Hat tip to our modern huswyfe, Jody, whose GREEN post inspired this minor rant!
At some point in the recent past, the nation's favourite hobby changed from gardening to shopping. Now I could go on, in my own indefatigable way, that this perhaps shows a crisis in British society: that we abandoned the healthful, convivial, creative hobby of gardening for regular consumer blowouts, which leave us feeling anxious, guilty and let down after the few brief moments of pleasure, but I won't. What I will say it that it is no surprise to me that "green" lifestyles (oh, how I hate that word) are being sold to us: that most government initiatives on environmental issues revolve around the third of the three "Rs", I imagine Gordon Brown doesn't approve of reducing what we buy and re-using what we have, for economic reasons; that McDonald's Happy Meal advertisements now look like an episode of River Cottage; that popular newspaper and magazine coverage of green issues is often celebrity led...Gwyneth Paltrow's use of organic cosmetics, Hally Berry has a hybrid car!

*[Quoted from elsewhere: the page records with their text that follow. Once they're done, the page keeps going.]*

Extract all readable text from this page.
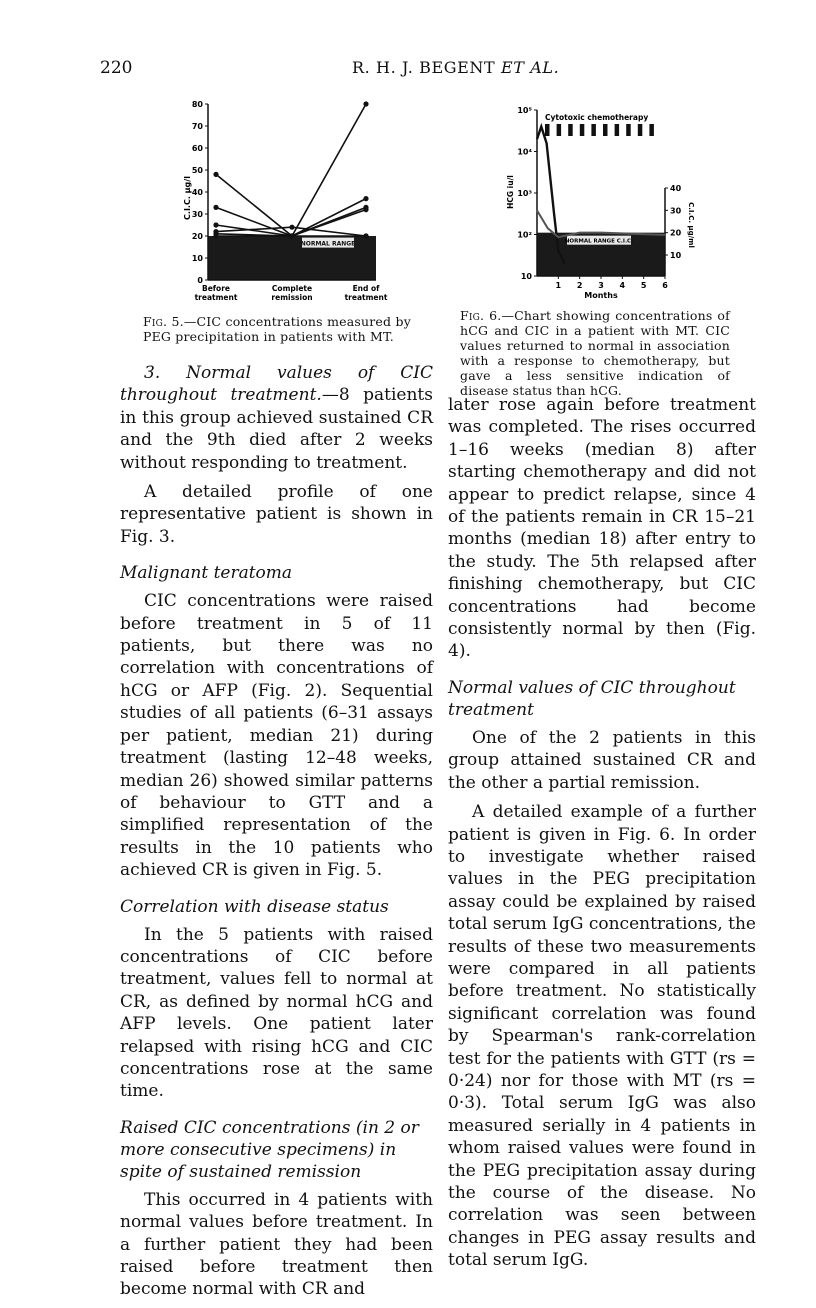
220	R. H. J. BEGENT ET AL.
NORMAL RANGE
0
10
20
30
40
50
60
70
80
C.I.C. µg/l
Before treatment
Complete remission
End of treatment
Fig. 5.—CIC concentrations measured by PEG precipitation in patients with MT.
NORMAL RANGE C.I.C.
10
10²
10³
10⁴
10⁵
HCG iu/l
10
20
30
40
C.I.C. µg/ml
1 2 3 4 5 6
Months
Cytotoxic chemotherapy
Fig. 6.—Chart showing concentrations of hCG and CIC in a patient with MT. CIC values returned to normal in association with a response to chemotherapy, but gave a less sensitive indication of disease status than hCG.

3. Normal values of CIC throughout treatment.—8 patients in this group achieved sustained CR and the 9th died after 2 weeks without responding to treatment.

A detailed profile of one representative patient is shown in Fig. 3.

Malignant teratoma

CIC concentrations were raised before treatment in 5 of 11 patients, but there was no correlation with concentrations of hCG or AFP (Fig. 2). Sequential studies of all patients (6–31 assays per patient, median 21) during treatment (lasting 12–48 weeks, median 26) showed similar patterns of behaviour to GTT and a simplified representation of the results in the 10 patients who achieved CR is given in Fig. 5.

Correlation with disease status

In the 5 patients with raised concentrations of CIC before treatment, values fell to normal at CR, as defined by normal hCG and AFP levels. One patient later relapsed with rising hCG and CIC concentrations rose at the same time.

Raised CIC concentrations (in 2 or more consecutive specimens) in spite of sustained remission

This occurred in 4 patients with normal values before treatment. In a further patient they had been raised before treatment then become normal with CR and

later rose again before treatment was completed. The rises occurred 1–16 weeks (median 8) after starting chemotherapy and did not appear to predict relapse, since 4 of the patients remain in CR 15–21 months (median 18) after entry to the study. The 5th relapsed after finishing chemotherapy, but CIC concentrations had become consistently normal by then (Fig. 4).

Normal values of CIC throughout treatment

One of the 2 patients in this group attained sustained CR and the other a partial remission.

A detailed example of a further patient is given in Fig. 6. In order to investigate whether raised values in the PEG precipitation assay could be explained by raised total serum IgG concentrations, the results of these two measurements were compared in all patients before treatment. No statistically significant correlation was found by Spearman's rank-correlation test for the patients with GTT (rs = 0·24) nor for those with MT (rs = 0·3). Total serum IgG was also measured serially in 4 patients in whom raised values were found in the PEG precipitation assay during the course of the disease. No correlation was seen between changes in PEG assay results and total serum IgG.
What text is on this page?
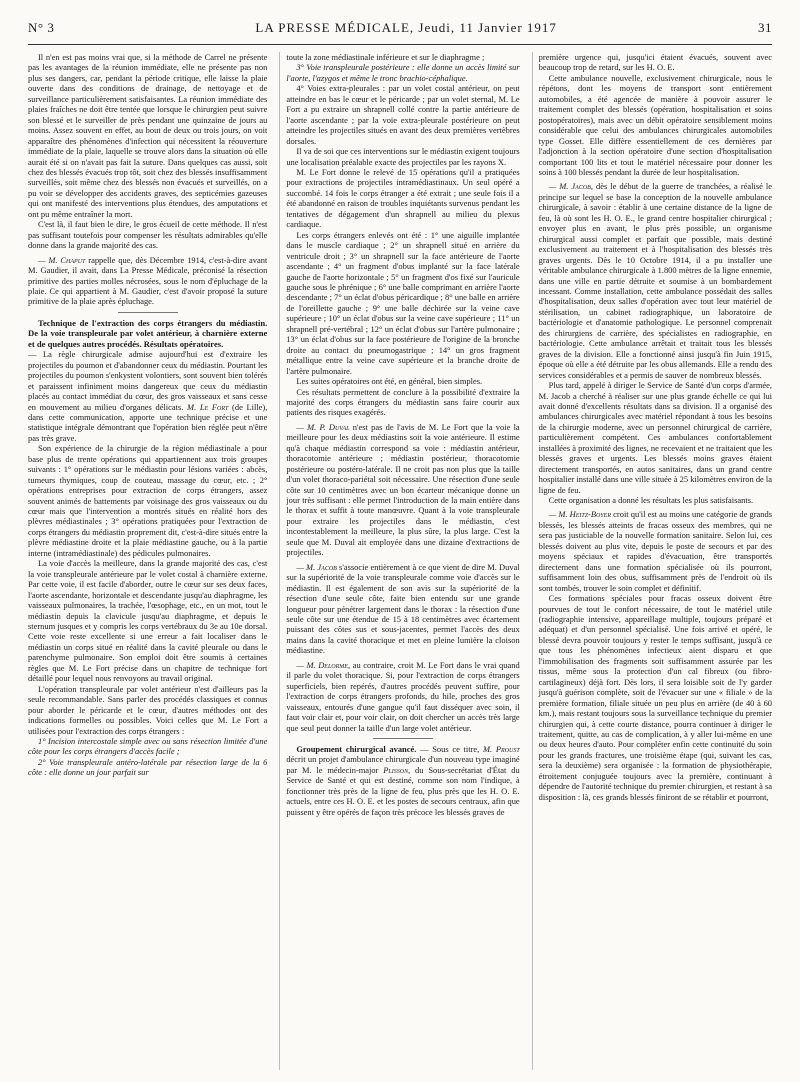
N° 3	LA PRESSE MÉDICALE, Jeudi, 11 Janvier 1917	31

Il n'en est pas moins vrai que, si la méthode de Carrel ne présente pas les avantages de la réunion immédiate, elle ne présente pas non plus ses dangers, car, pendant la période critique, elle laisse la plaie ouverte dans des conditions de drainage, de nettoyage et de surveillance particulièrement satisfaisantes. La réunion immédiate des plaies fraîches ne doit être tentée que lorsque le chirurgien peut suivre son blessé et le surveiller de près pendant une quinzaine de jours au moins. Assez souvent en effet, au bout de deux ou trois jours, on voit apparaître des phénomènes d'infection qui nécessitent la réouverture immédiate de la plaie, laquelle se trouve alors dans la situation où elle aurait été si on n'avait pas fait la suture. Dans quelques cas aussi, soit chez des blessés évacués trop tôt, soit chez des blessés insuffisamment surveillés, soit même chez des blessés non évacués et surveillés, on a pu voir se développer des accidents graves, des septicémies gazeuses qui ont manifesté des interventions plus étendues, des amputations et ont pu même entraîner la mort.

C'est là, il faut bien le dire, le gros écueil de cette méthode. Il n'est pas suffisant toutefois pour compenser les résultats admirables qu'elle donne dans la grande majorité des cas.

— M. Chaput rappelle que, dès Décembre 1914, c'est-à-dire avant M. Gaudier, il avait, dans La Presse Médicale, préconisé la résection primitive des parties molles nécrosées, sous le nom d'épluchage de la plaie. Ce qui appartient à M. Gaudier, c'est d'avoir proposé la suture primitive de la plaie après épluchage.

Technique de l'extraction des corps étrangers du médiastin. De la voie transpleurale par volet antérieur, à charnière externe et de quelques autres procédés. Résultats opératoires.

— La règle chirurgicale admise aujourd'hui est d'extraire les projectiles du poumon et d'abandonner ceux du médiastin. Pourtant les projectiles du poumon s'enkystent volontiers, sont souvent bien tolérés et paraissent infiniment moins dangereux que ceux du médiastin placés au contact immédiat du cœur, des gros vaisseaux et sans cesse en mouvement au milieu d'organes délicats. M. Le Fort (de Lille), dans cette communication, apporte une technique précise et une statistique intégrale démontrant que l'opération bien réglée peut n'être pas très grave.

Son expérience de la chirurgie de la région médiastinale a pour base plus de trente opérations qui appartiennent aux trois groupes suivants : 1° opérations sur le médiastin pour lésions variées : abcès, tumeurs thymiques, coup de couteau, massage du cœur, etc. ; 2° opérations entreprises pour extraction de corps étrangers, assez souvent animés de battements par voisinage des gros vaisseaux ou du cœur mais que l'intervention a montrés situés en réalité hors des plèvres médiastinales ; 3° opérations pratiquées pour l'extraction de corps étrangers du médiastin proprement dit, c'est-à-dire situés entre la plèvre médiastine droite et la plaie médiastine gauche, ou à la partie interne (intramédiastinale) des pédicules pulmonaires.

La voie d'accès la meilleure, dans la grande majorité des cas, c'est la voie transpleurale antérieure par le volet costal à charnière externe. Par cette voie, il est facile d'aborder, outre le cœur sur ses deux faces, l'aorte ascendante, horizontale et descendante jusqu'au diaphragme, les vaisseaux pulmonaires, la trachée, l'œsophage, etc., en un mot, tout le médiastin depuis la clavicule jusqu'au diaphragme, et depuis le sternum jusques et y compris les corps vertébraux du 3e au 10e dorsal. Cette voie reste excellente si une erreur a fait localiser dans le médiastin un corps situé en réalité dans la cavité pleurale ou dans le parenchyme pulmonaire. Son emploi doit être soumis à certaines règles que M. Le Fort précise dans un chapitre de technique fort détaillé pour lequel nous renvoyons au travail original.

L'opération transpleurale par volet antérieur n'est d'ailleurs pas la seule recommandable. Sans parler des procédés classiques et connus pour aborder le péricarde et le cœur, d'autres méthodes ont des indications formelles ou possibles. Voici celles que M. Le Fort a utilisées pour l'extraction des corps étrangers :

1° Incision intercostale simple avec ou sans résection limitée d'une côte pour les corps étrangers d'accès facile ;

2° Voie transpleurale antéro-latérale par résection large de la 6 côte : elle donne un jour parfait sur

toute la zone médiastinale inférieure et sur le diaphragme ;

3° Voie transpleurale postérieure : elle donne un accès limité sur l'aorte, l'azygos et même le tronc brachio-céphalique.

4° Voies extra-pleurales : par un volet costal antérieur, on peut atteindre en bas le cœur et le péricarde ; par un volet sternal, M. Le Fort a pu extraire un shrapnell collé contre la partie antérieure de l'aorte ascendante ; par la voie extra-pleurale postérieure on peut atteindre les projectiles situés en avant des deux premières vertèbres dorsales.

Il va de soi que ces interventions sur le médiastin exigent toujours une localisation préalable exacte des projectiles par les rayons X.

M. Le Fort donne le relevé de 15 opérations qu'il a pratiquées pour extractions de projectiles intramédiastinaux. Un seul opéré a succombé. 14 fois le corps étranger a été extrait ; une seule fois il a été abandonné en raison de troubles inquiétants survenus pendant les tentatives de dégagement d'un shrapnell au milieu du plexus cardiaque.

Les corps étrangers enlevés ont été : 1° une aiguille implantée dans le muscle cardiaque ; 2° un shrapnell situé en arrière du ventricule droit ; 3° un shrapnell sur la face antérieure de l'aorte ascendante ; 4° un fragment d'obus implanté sur la face latérale gauche de l'aorte horizontale ; 5° un fragment d'os fixé sur l'auricule gauche sous le phrénique ; 6° une balle comprimant en arrière l'aorte descendante ; 7° un éclat d'obus péricardique ; 8° une balle en arrière de l'oreillette gauche ; 9° une balle déchirée sur la veine cave supérieure ; 10° un éclat d'obus sur la veine cave supérieure ; 11° un shrapnell pré-vertébral ; 12° un éclat d'obus sur l'artère pulmonaire ; 13° un éclat d'obus sur la face postérieure de l'origine de la bronche droite au contact du pneumogastrique ; 14° un gros fragment métallique entre la veine cave supérieure et la branche droite de l'artère pulmonaire.

Les suites opératoires ont été, en général, bien simples.

Ces résultats permettent de conclure à la possibilité d'extraire la majorité des corps étrangers du médiastin sans faire courir aux patients des risques exagérés.

— M. P. Duval n'est pas de l'avis de M. Le Fort que la voie la meilleure pour les deux médiastins soit la voie antérieure. Il estime qu'à chaque médiastin correspond sa voie : médiastin antérieur, thoracotomie antérieure ; médiastin postérieur, thoracotomie postérieure ou postéro-latérale. Il ne croit pas non plus que la taille d'un volet thoraco-pariétal soit nécessaire. Une résection d'une seule côte sur 10 centimètres avec un bon écarteur mécanique donne un jour très suffisant : elle permet l'introduction de la main entière dans le thorax et suffit à toute manœuvre. Quant à la voie transpleurale pour extraire les projectiles dans le médiastin, c'est incontestablement la meilleure, la plus sûre, la plus large. C'est la seule que M. Duval ait employée dans une dizaine d'extractions de projectiles.

— M. Jacob s'associe entièrement à ce que vient de dire M. Duval sur la supériorité de la voie transpleurale comme voie d'accès sur le médiastin. Il est également de son avis sur la supériorité de la résection d'une seule côte, faite bien entendu sur une grande longueur pour pénétrer largement dans le thorax : la résection d'une seule côte sur une étendue de 15 à 18 centimètres avec écartement puissant des côtes sus et sous-jacentes, permet l'accès des deux mains dans la cavité thoracique et met en pleine lumière la cloison médiastine.

— M. Delorme, au contraire, croit M. Le Fort dans le vrai quand il parle du volet thoracique. Si, pour l'extraction de corps étrangers superficiels, bien repérés, d'autres procédés peuvent suffire, pour l'extraction de corps étrangers profonds, du hile, proches des gros vaisseaux, entourés d'une gangue qu'il faut disséquer avec soin, il faut voir clair et, pour voir clair, on doit chercher un accès très large que seul peut donner la taille d'un large volet antérieur.

Groupement chirurgical avancé. — Sous ce titre, M. Proust décrit un projet d'ambulance chirurgicale d'un nouveau type imaginé par M. le médecin-major Plisson, du Sous-secrétariat d'État du Service de Santé et qui est destiné, comme son nom l'indique, à fonctionner très près de la ligne de feu, plus près que les H. O. E. actuels, entre ces H. O. E. et les postes de secours centraux, afin que puissent y être opérés de façon très précoce les blessés graves de

première urgence qui, jusqu'ici étaient évacués, souvent avec beaucoup trop de retard, sur les H. O. E.

Cette ambulance nouvelle, exclusivement chirurgicale, nous le répétons, dont les moyens de transport sont entièrement automobiles, a été agencée de manière à pouvoir assurer le traitement complet des blessés (opération, hospitalisation et soins postopératoires), mais avec un débit opératoire sensiblement moins considérable que celui des ambulances chirurgicales automobiles type Gosset. Elle diffère essentiellement de ces dernières par l'adjonction à la section opératoire d'une section d'hospitalisation comportant 100 lits et tout le matériel nécessaire pour donner les soins à 100 blessés pendant la durée de leur hospitalisation.

— M. Jacob, dès le début de la guerre de tranchées, a réalisé le principe sur lequel se base la conception de la nouvelle ambulance chirurgicale, à savoir : établir à une certaine distance de la ligne de feu, là où sont les H. O. E., le grand centre hospitalier chirurgical ; envoyer plus en avant, le plus près possible, un organisme chirurgical aussi complet et parfait que possible, mais destiné exclusivement au traitement et à l'hospitalisation des blessés très graves urgents. Dès le 10 Octobre 1914, il a pu installer une véritable ambulance chirurgicale à 1.800 mètres de la ligne ennemie, dans une ville en partie détruite et soumise à un bombardement incessant. Comme installation, cette ambulance possédait des salles d'hospitalisation, deux salles d'opération avec tout leur matériel de stérilisation, un cabinet radiographique, un laboratoire de bactériologie et d'anatomie pathologique. Le personnel comprenait des chirurgiens de carrière, des spécialistes en radiographie, en bactériologie. Cette ambulance arrêtait et traitait tous les blessés graves de la division. Elle a fonctionné ainsi jusqu'à fin Juin 1915, époque où elle a été détruite par les obus allemands. Elle a rendu des services considérables et a permis de sauver de nombreux blessés.

Plus tard, appelé à diriger le Service de Santé d'un corps d'armée, M. Jacob a cherché à réaliser sur une plus grande échelle ce qui lui avait donné d'excellents résultats dans sa division. Il a organisé des ambulances chirurgicales avec matériel répondant à tous les besoins de la chirurgie moderne, avec un personnel chirurgical de carrière, particulièrement compétent. Ces ambulances confortablement installées à proximité des lignes, ne recevaient et ne traitaient que les blessés graves et urgents. Les blessés moins graves étaient directement transportés, en autos sanitaires, dans un grand centre hospitalier installé dans une ville située à 25 kilomètres environ de la ligne de feu.

Cette organisation a donné les résultats les plus satisfaisants.

— M. Heitz-Boyer croit qu'il est au moins une catégorie de grands blessés, les blessés atteints de fracas osseux des membres, qui ne sera pas justiciable de la nouvelle formation sanitaire. Selon lui, ces blessés doivent au plus vite, depuis le poste de secours et par des moyens spéciaux et rapides d'évacuation, être transportés directement dans une formation spécialisée où ils pourront, suffisamment loin des obus, suffisamment près de l'endroit où ils sont tombés, trouver le soin complet et définitif.

Ces formations spéciales pour fracas osseux doivent être pourvues de tout le confort nécessaire, de tout le matériel utile (radiographie intensive, appareillage multiple, toujours préparé et adéquat) et d'un personnel spécialisé. Une fois arrivé et opéré, le blessé devra pouvoir toujours y rester le temps suffisant, jusqu'à ce que tous les phénomènes infectieux aient disparu et que l'immobilisation des fragments soit suffisamment assurée par les tissus, même sous la protection d'un cal fibreux (ou fibro-cartilagineux) déjà fort. Dès lors, il sera loisible soit de l'y garder jusqu'à guérison complète, soit de l'évacuer sur une « filiale » de la première formation, filiale située un peu plus en arrière (de 40 à 60 km.), mais restant toujours sous la surveillance technique du premier chirurgien qui, à cette courte distance, pourra continuer à diriger le traitement, quitte, au cas de complication, à y aller lui-même en une ou deux heures d'auto. Pour compléter enfin cette continuité du soin pour les grands fractures, une troisième étape (qui, suivant les cas, sera la deuxième) sera organisée : la formation de physiothérapie, étroitement conjuguée toujours avec la première, continuant à dépendre de l'autorité technique du premier chirurgien, et restant à sa disposition : là, ces grands blessés finiront de se rétablir et pourront,
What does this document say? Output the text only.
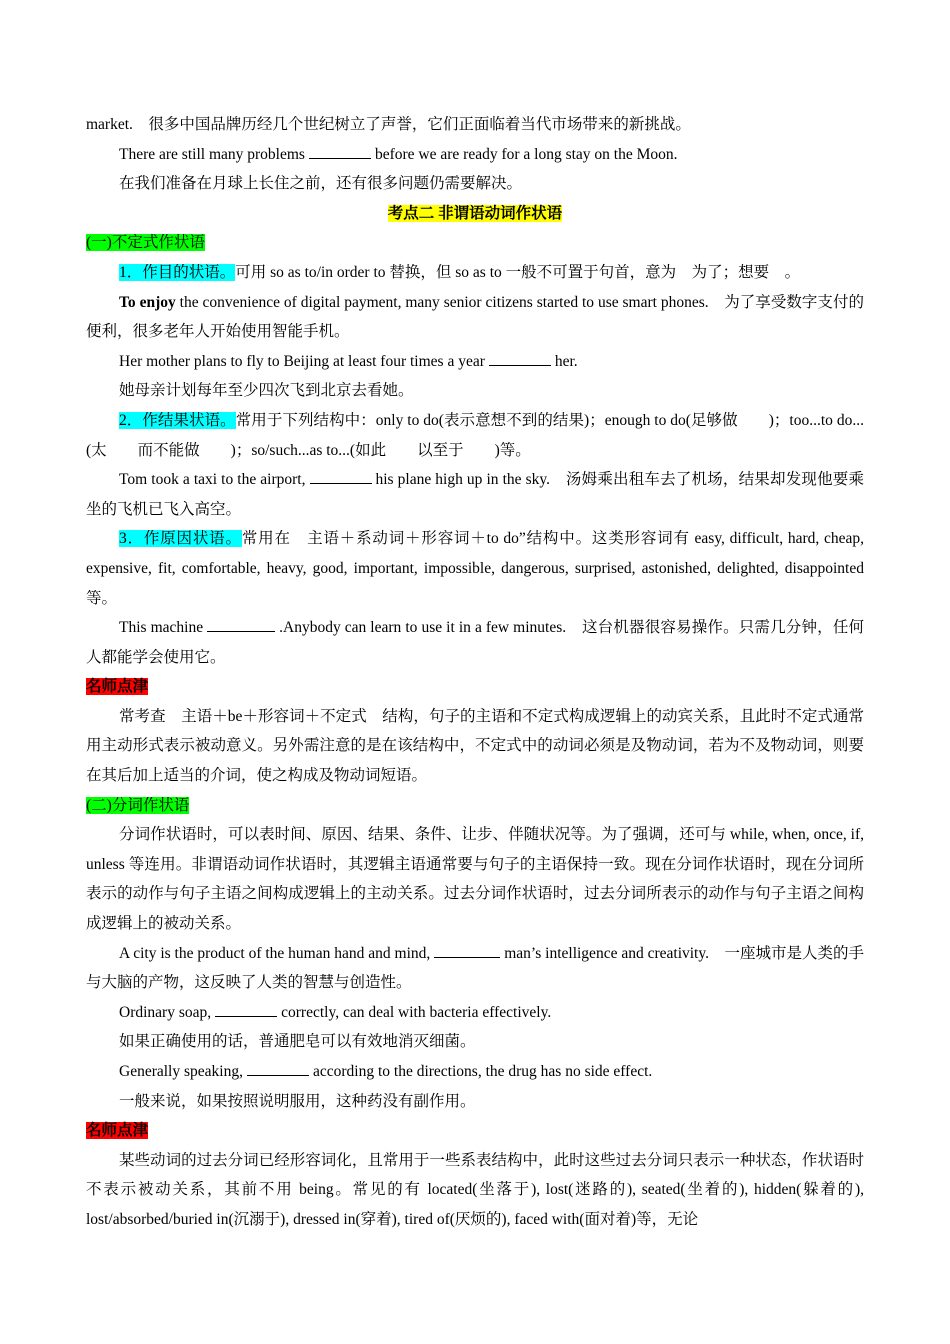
market.　很多中国品牌历经几个世纪树立了声誉，它们正面临着当代市场带来的新挑战。

There are still many problems	before we are ready for a long stay on the Moon.

在我们准备在月球上长住之前，还有很多问题仍需要解决。

考点二 非谓语动词作状语

(一)不定式作状语

1．作目的状语。可用 so as to/in order to 替换，但 so as to 一般不可置于句首，意为　为了；想要　。

To enjoy the convenience of digital payment, many senior citizens started to use smart phones.　为了享受数字支付的便利，很多老年人开始使用智能手机。

Her mother plans to fly to Beijing at least four times a year	her.

她母亲计划每年至少四次飞到北京去看她。

2．作结果状语。常用于下列结构中：only to do(表示意想不到的结果)；enough to do(足够做　　)；too...to do...(太　　而不能做　　)；so/such...as to...(如此　　以至于　　)等。

Tom took a taxi to the airport,	his plane high up in the sky.　汤姆乘出租车去了机场，结果却发现他要乘坐的飞机已飞入高空。

3．作原因状语。常用在　主语＋系动词＋形容词＋to do”结构中。这类形容词有 easy, difficult, hard, cheap, expensive, fit, comfortable, heavy, good, important, impossible, dangerous, surprised, astonished, delighted, disappointed 等。

This machine	.Anybody can learn to use it in a few minutes.　这台机器很容易操作。只需几分钟，任何人都能学会使用它。

名师点津

常考查　主语＋be＋形容词＋不定式　结构，句子的主语和不定式构成逻辑上的动宾关系，且此时不定式通常用主动形式表示被动意义。另外需注意的是在该结构中，不定式中的动词必须是及物动词，若为不及物动词，则要在其后加上适当的介词，使之构成及物动词短语。

(二)分词作状语

分词作状语时，可以表时间、原因、结果、条件、让步、伴随状况等。为了强调，还可与 while, when, once, if, unless 等连用。非谓语动词作状语时，其逻辑主语通常要与句子的主语保持一致。现在分词作状语时，现在分词所表示的动作与句子主语之间构成逻辑上的主动关系。过去分词作状语时，过去分词所表示的动作与句子主语之间构成逻辑上的被动关系。

A city is the product of the human hand and mind,	man’s intelligence and creativity.　一座城市是人类的手与大脑的产物，这反映了人类的智慧与创造性。

Ordinary soap,	correctly, can deal with bacteria effectively.

如果正确使用的话，普通肥皂可以有效地消灭细菌。

Generally speaking,	according to the directions, the drug has no side effect.

一般来说，如果按照说明服用，这种药没有副作用。

名师点津

某些动词的过去分词已经形容词化，且常用于一些系表结构中，此时这些过去分词只表示一种状态，作状语时不表示被动关系，其前不用 being。常见的有 located(坐落于), lost(迷路的), seated(坐着的), hidden(躲着的), lost/absorbed/buried in(沉溺于), dressed in(穿着), tired of(厌烦的), faced with(面对着)等，无论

It's becoming increasingly obvious that the green movement is becoming, for want of a better word, commercialised. It's just another lifestyle to buy into, endorsed by your favourite celebrity, with it's own special labels and brands to identify your allegiance with a certain group.
However, my main concern about the commercialisation of the environmental movement is that it makes green a very exclusive colour; the average person feels that they have to be rather wealthy to be properly green. From organic shampoo, to a raised veg bed made from ethically source withy branches, it's all very nice, but it's all very new Tory. And, we look at the lifestyle programmes, and the Sunday supplements, and we dream, and we think if only, and we conclude that green is as achievable for us as buying the country cottage that goes with the lifestyle. When green is well marketed, green becomes aspirational, and is just another consumer product which becomes fodder for a consumer induced sense of ill-being, just another thing we want but can't afford, let's just settle for a Happy Meal with carrot sticks instead of chips.
It's always been my contention that the most environmentally positive people in the UK right now are pensioners. Look at how responsibly our grandparents live. They can fix things, they don't throw stuff out until it's really broken, they can cook (after a fashion!), they've been wearing the same clothes since Moses was a boy, they prefer ballroom dancing and Saturday morning at the football to a recreational trawl around the mall, they garden, take care of their cars, they save their pennies, it's they who use public transport, many of them are involved in community project work, their friendships and family matter more to them than their possessions. Incidentally, the over 65s are the poorest demographic in the UK. When it comes to carbon footprints having loads of lovely lolly is a detriment, David Cameron's carbon footprint must be massive, despite all of his greenwash, my 86 year old father-in-law is a green angel compared to Gwyneth and Hally.
What we must begin to learn is that when it comes to putting environmental abstraction into domestic practice, it is what we do and not what we buy that counts. Not simply because we mere mortals cannot afford the Sunday supplement lifestyle but, moreover, that green is not a lifestyle. Having a green way of life is easy, it is also a joy, it is not something which you can optionally buy into, but something you simply do on a day to day basis. So, green is not a lifestyle, but it is, or soon will be, life being lived. We have to look at our planet (and look at our purses) and look at our family and look at our neighbours, and say how does what I do impact your well-being? Am I better off line-drying my washing, home baking my bread, walking to school/work, eating locally, feeding the kids proper grub, buying Fair Trade, fixing the car so it runs properly, saving up for good experiences rather than bad shopping sprees, going to glorious Cornwall rather than some dreadful Costa? Being green is being responsible, frugal, self-controlled and respectful. Being green is having fun with what you have with the people you love most. Being green and being wealthy are in no way synonymous. Being green is being old fashioned.